Bird Count
My Darling Christopher completed his December bird feeder survey on Monday, Christmas eve. That’s where he fills out a form for the Michigan Audubon Society telling exactly how many distinct birds he saw of each species on one particular day. He collects this information November through April and then sends his totals to Audubon with a small donation. Highlights this month included thirty-four cardinals and thirteen redpolls. The redpolls are especially impressive because we’ve never had them before, we’ve never even seen them before a week ago when two showed up at the finch feeder, with their red caps and pink breasts. The mourning dove count was low, considering nobody is supposed to be shooting them, and we didn’t see a brown creeper, but otherwise everything was about normal for woodpeckers and goldfinches and nuthatches and the like. There is a place on the survey to report species sightings from other days of the month, so Chris can mention the pine siskin from last week.

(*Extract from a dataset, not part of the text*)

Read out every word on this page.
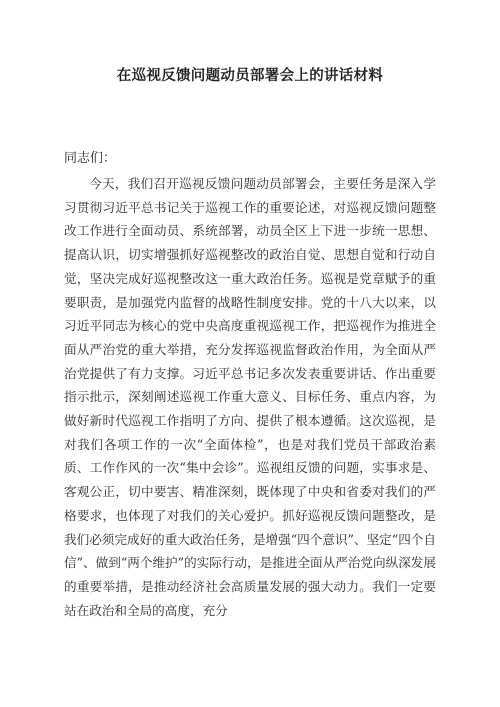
在巡视反馈问题动员部署会上的讲话材料
同志们：

今天，我们召开巡视反馈问题动员部署会，主要任务是深入学习贯彻习近平总书记关于巡视工作的重要论述，对巡视反馈问题整改工作进行全面动员、系统部署，动员全区上下进一步统一思想、提高认识，切实增强抓好巡视整改的政治自觉、思想自觉和行动自觉，坚决完成好巡视整改这一重大政治任务。巡视是党章赋予的重要职责，是加强党内监督的战略性制度安排。党的十八大以来，以习近平同志为核心的党中央高度重视巡视工作，把巡视作为推进全面从严治党的重大举措，充分发挥巡视监督政治作用，为全面从严治党提供了有力支撑。习近平总书记多次发表重要讲话、作出重要指示批示，深刻阐述巡视工作重大意义、目标任务、重点内容，为做好新时代巡视工作指明了方向、提供了根本遵循。这次巡视，是对我们各项工作的一次“全面体检”，也是对我们党员干部政治素质、工作作风的一次“集中会诊”。巡视组反馈的问题，实事求是、客观公正，切中要害、精准深刻，既体现了中央和省委对我们的严格要求，也体现了对我们的关心爱护。抓好巡视反馈问题整改，是我们必须完成好的重大政治任务，是增强“四个意识”、坚定“四个自信”、做到“两个维护”的实际行动，是推进全面从严治党向纵深发展的重要举措，是推动经济社会高质量发展的强大动力。我们一定要站在政治和全局的高度，充分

Christopher is honest on his survey, doesn’t include the sightings he’s had on days previous into the count day, and he counts very carefully, tallying thirty-four cardinals only if he sees exactly thirty-four at one time all together. But I could sympathize with a tendency to inflate one’s bird count, even to claim one saw a bird that one did not see. Maybe a person would exaggerate because he or she wanted there to be more birds in the world and might feel that by claiming to have seen them, he or she could suggest them into existence. Often when two birders are talking about birding it seems they are trying to one-up one another. It is something to be witness to more life and more beauty than other people have been witness to. Even if all the reporting is anonymous, even if nobody will ever know, just the claiming might feel good.